Real Friends vs. Deal Friends
Arthur: Take out a piece of paper. Write down the ten people you spend the most time with. Now mark them R or D — Real or Deal. For lonely people who are around others all day, it’s all D’s. Or worse — all V’s: virtual.
Real friends are the useless people. They don’t need you — they just love you.
Sixty percent of men my age say their best friend is their wife. Only thirty percent of their wives say their best friend is their husband. Those numbers don’t add up very well.
This is one reason men tend to die quickly after their wives die — they’ve lost their only friend. They’re profoundly alone and there’s no more reason to live if you’re truly alone.
Tamsen: My dad is eighty-five. He lost two wives. But he goes to pottery class, has a men’s group, sees my nephew. He did the work.
Arthur: And many guys don’t know that. Hard-charging strivers — they’re not human beings, they’re human doings.
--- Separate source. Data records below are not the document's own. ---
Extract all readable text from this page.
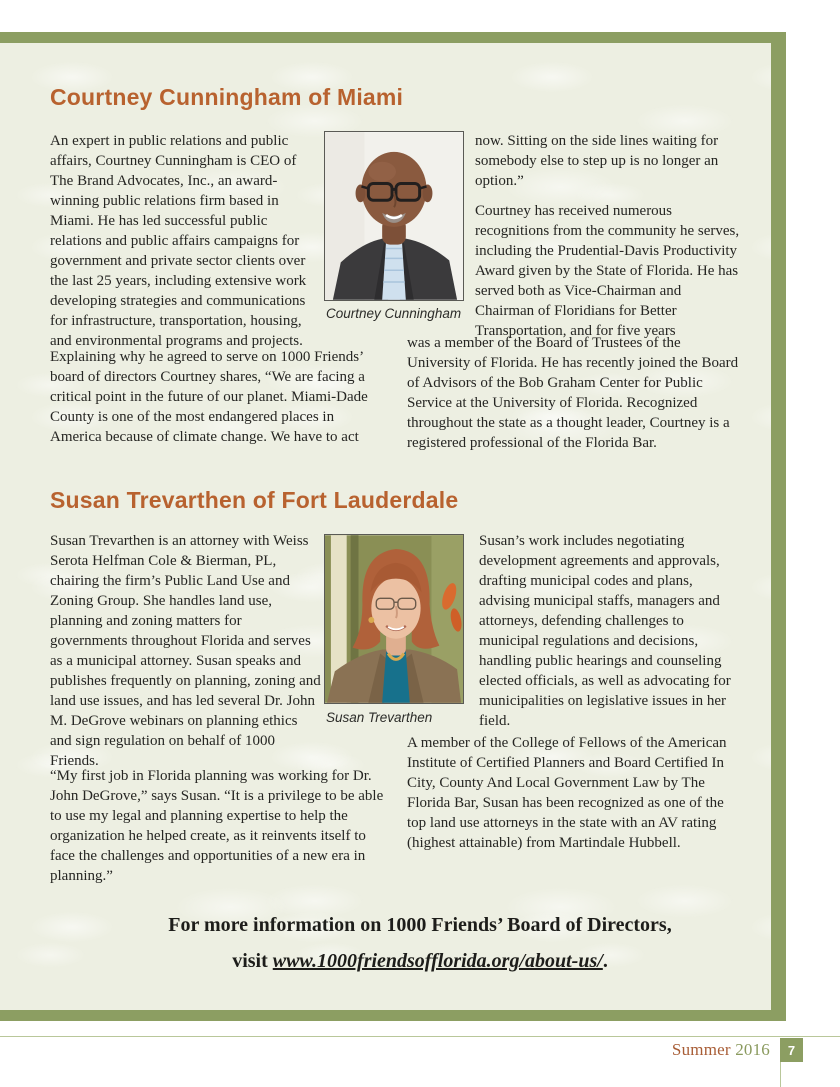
Courtney Cunningham of Miami
An expert in public relations and public affairs, Courtney Cunningham is CEO of The Brand Advocates, Inc., an award-winning public relations firm based in Miami. He has led successful public relations and public affairs campaigns for government and private sector clients over the last 25 years, including extensive work developing strategies and communications for infrastructure, transportation, housing, and environmental programs and projects.
Courtney Cunningham

now. Sitting on the side lines waiting for somebody else to step up is no longer an option.”

Courtney has received numerous recognitions from the community he serves, including the Prudential-Davis Productivity Award given by the State of Florida. He has served both as Vice-Chairman and Chairman of Floridians for Better Transportation, and for five years

was a member of the Board of Trustees of the University of Florida. He has recently joined the Board of Advisors of the Bob Graham Center for Public Service at the University of Florida. Recognized throughout the state as a thought leader, Courtney is a registered professional of the Florida Bar.
Explaining why he agreed to serve on 1000 Friends’ board of directors Courtney shares, “We are facing a critical point in the future of our planet. Miami-Dade County is one of the most endangered places in America because of climate change. We have to act
Susan Trevarthen of Fort Lauderdale
Susan Trevarthen is an attorney with Weiss Serota Helfman Cole & Bierman, PL, chairing the firm’s Public Land Use and Zoning Group. She handles land use, planning and zoning matters for governments throughout Florida and serves as a municipal attorney. Susan speaks and publishes frequently on planning, zoning and land use issues, and has led several Dr. John M. DeGrove webinars on planning ethics and sign regulation on behalf of 1000 Friends.
Susan Trevarthen
Susan’s work includes negotiating development agreements and approvals, drafting municipal codes and plans, advising municipal staffs, managers and attorneys, defending challenges to municipal regulations and decisions, handling public hearings and counseling elected officials, as well as advocating for municipalities on legislative issues in her field.
A member of the College of Fellows of the American Institute of Certified Planners and Board Certified In City, County And Local Government Law by The Florida Bar, Susan has been recognized as one of the top land use attorneys in the state with an AV rating (highest attainable) from Martindale Hubbell.
“My first job in Florida planning was working for Dr. John DeGrove,” says Susan. “It is a privilege to be able to use my legal and planning expertise to help the organization he helped create, as it reinvents itself to face the challenges and opportunities of a new era in planning.”
For more information on 1000 Friends’ Board of Directors,
visit www.1000friendsofflorida.org/about-us/.
Summer 2016	7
Human doings don’t have enough room for love in their hearts.
The Through Line
Arthur: Happiness really is love. And love isn’t a feeling — it’s to will the good of someone else. That is the most profound experience of life.
If you truly love, you will find meaning. If you truly love, you can go from any part of your life to any other part. If that’s the part you need to repair, then that’s the thing to get after right now — your relationships. It’s true love.
Tamsen: Arthur, thank you. I could sit here with you for hours.
Arthur: You’re bringing a lot of good to all of us through what you’ve experienced and what you’re bringing. I can’t wait to see what you’ll do over the next five, ten, and twenty years.